If hurricanes could play music, they’d sound something like North Carolina’s Tan and Sober Gentlemen.
Whirlwinds onstage and on record, The Tan and Sober Gentlemen headline the return of Bristol’s beloved Border Bash. Presented by Believe in Bristol and slated to stage in downtown Bristol on Friday, June 4, Border Bash marks its 21st year as a spring and summer concert series. East Tennessee’s stellar Loose Leaves open the show.
“I am thrilled to be playing Border Bash — absolutely thrilled,” said Ben Noblit, upright bassist in The Tan and Sober Gentlemen. “We have not really played in Bristol. Hey, Bristol, that’s where it all started.”
And yes, Bristol Rhythm & Roots Reunion officials, Noblit said that he would cherish the opportunity for his band to play the festival. Then again, after a year or so off the road, he said The Tan and Sober Gentlemen are grateful to again play for live audiences.
“Lord, it feels amazing,” Noblit, 29, said by phone last week from a tour stop in Charleston, South Carolina. “It’s good to be back to feeling like us. Now, it’s all well and good.”
As with many bands, The Tan and Sober Gentlemen were not exactly dormant during the pandemic. They recorded new music.
“We made a new record during the pandemic,” Noblit said. “We’re hoping to release it this coming winter.”
Perhaps unsurprisingly, much of the material written for the record does not quite fit into a category marked happy-go-lucky.
“A lot of the tunes were depressing and mournful,” Noblit said. “We recorded a few of those.”

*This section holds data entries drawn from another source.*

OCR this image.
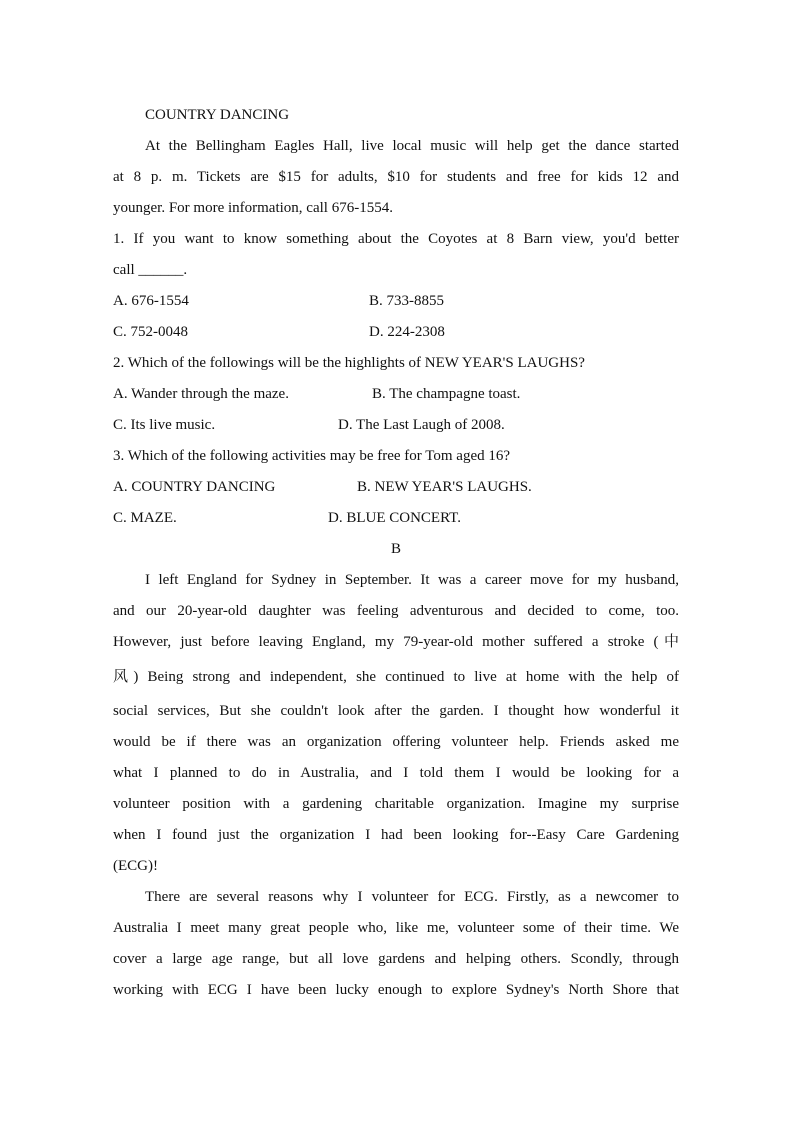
COUNTRY DANCING
At the Bellingham Eagles Hall, live local music will help get the dance started
at 8 p. m. Tickets are $15 for adults, $10 for students and free for kids 12 and
younger. For more information, call 676-1554.
1. If you want to know something about the Coyotes at 8 Barn view, you'd better
call ______.
A. 676-1554	B. 733-8855
C. 752-0048	D. 224-2308
2. Which of the followings will be the highlights of NEW YEAR'S LAUGHS?
A. Wander through the maze.	B. The champagne toast.
C. Its live music.	D. The Last Laugh of 2008.
3. Which of the following activities may be free for Tom aged 16?
A. COUNTRY DANCING	B. NEW YEAR'S LAUGHS.
C. MAZE.	D. BLUE CONCERT.
B
I left England for Sydney in September. It was a career move for my husband,
and our 20-year-old daughter was feeling adventurous and decided to come, too.
However, just before leaving England, my 79-year-old mother suffered a stroke (中
风) Being strong and independent, she continued to live at home with the help of
social services, But she couldn't look after the garden. I thought how wonderful it
would be if there was an organization offering volunteer help. Friends asked me
what I planned to do in Australia, and I told them I would be looking for a
volunteer position with a gardening charitable organization. Imagine my surprise
when I found just the organization I had been looking for--Easy Care Gardening
(ECG)!
There are several reasons why I volunteer for ECG. Firstly, as a newcomer to
Australia I meet many great people who, like me, volunteer some of their time. We
cover a large age range, but all love gardens and helping others. Scondly, through
working with ECG I have been lucky enough to explore Sydney's North Shore that
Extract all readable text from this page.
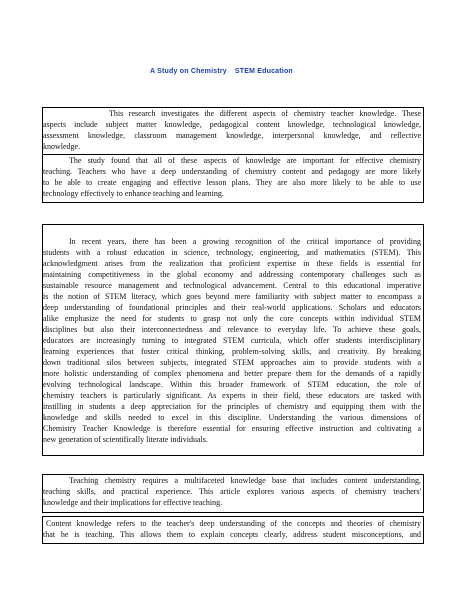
A Study on Chemistry STEM Education
This research investigates the different aspects of chemistry teacher knowledge. These
aspects include subject matter knowledge, pedagogical content knowledge, technological knowledge,
assessment knowledge, classroom management knowledge, interpersonal knowledge, and reflective
knowledge.
The study found that all of these aspects of knowledge are important for effective chemistry
teaching. Teachers who have a deep understanding of chemistry content and pedagogy are more likely
to be able to create engaging and effective lesson plans. They are also more likely to be able to use
technology effectively to enhance teaching and learning.
In recent years, there has been a growing recognition of the critical importance of providing
students with a robust education in science, technology, engineering, and mathematics (STEM). This
acknowledgment arises from the realization that proficient expertise in these fields is essential for
maintaining competitiveness in the global economy and addressing contemporary challenges such as
sustainable resource management and technological advancement. Central to this educational imperative
is the notion of STEM literacy, which goes beyond mere familiarity with subject matter to encompass a
deep understanding of foundational principles and their real-world applications. Scholars and educators
alike emphasize the need for students to grasp not only the core concepts within individual STEM
disciplines but also their interconnectedness and relevance to everyday life. To achieve these goals,
educators are increasingly turning to integrated STEM curricula, which offer students interdisciplinary
learning experiences that foster critical thinking, problem-solving skills, and creativity. By breaking
down traditional silos between subjects, integrated STEM approaches aim to provide students with a
more holistic understanding of complex phenomena and better prepare them for the demands of a rapidly
evolving technological landscape. Within this broader framework of STEM education, the role of
chemistry teachers is particularly significant. As experts in their field, these educators are tasked with
instilling in students a deep appreciation for the principles of chemistry and equipping them with the
knowledge and skills needed to excel in this discipline. Understanding the various dimensions of
Chemistry Teacher Knowledge is therefore essential for ensuring effective instruction and cultivating a
new generation of scientifically literate individuals.
Teaching chemistry requires a multifaceted knowledge base that includes content understanding,
teaching skills, and practical experience. This article explores various aspects of chemistry teachers'
knowledge and their implications for effective teaching.
Content knowledge refers to the teacher's deep understanding of the concepts and theories of chemistry
that he is teaching. This allows them to explain concepts clearly, address student misconceptions, and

By the time the band formed in 2016, most of the members had known each other for years. The band morphed into being after multiple nights of what amounted to jam sessions.
Then as now, The Tan and Sober Gentlemen make music that’s a mix of moonshine and rocket fuel. It’s wild and free bluegrass mated with punk rock. Incorporated with unabashed Gaelic, they thrive from a hammer-down style.
“We’re not trying to break any musical ground,” Noblit said. “We’re just playing old tunes and new tunes that sound like old tunes.”
For evidence, spin their version of the classic, “Rabbit in a Log.” It’s Jimmy Martin and Ralph Stanley turned into a pair of Mr. Hydes, red-eyed and rocking with wild and reckless abandon.
“We’re playing music that you can listen to and have fun with,” Noblit said. “Play it hard, play it fast!”
Corks popped from a jug, The Tan and Sober Gentlemen come liquored in lyrics not exactly rendered for thought. They’re a cut-loose band made for a cut-loose crowd.
Onstage, they’re as happy as a moonshiner in the light of a silvery moon.
“It feels like everything is right in the world,” Noblit said. “Playing music with these people is what I was put in this world to do. I am very, very blessed.”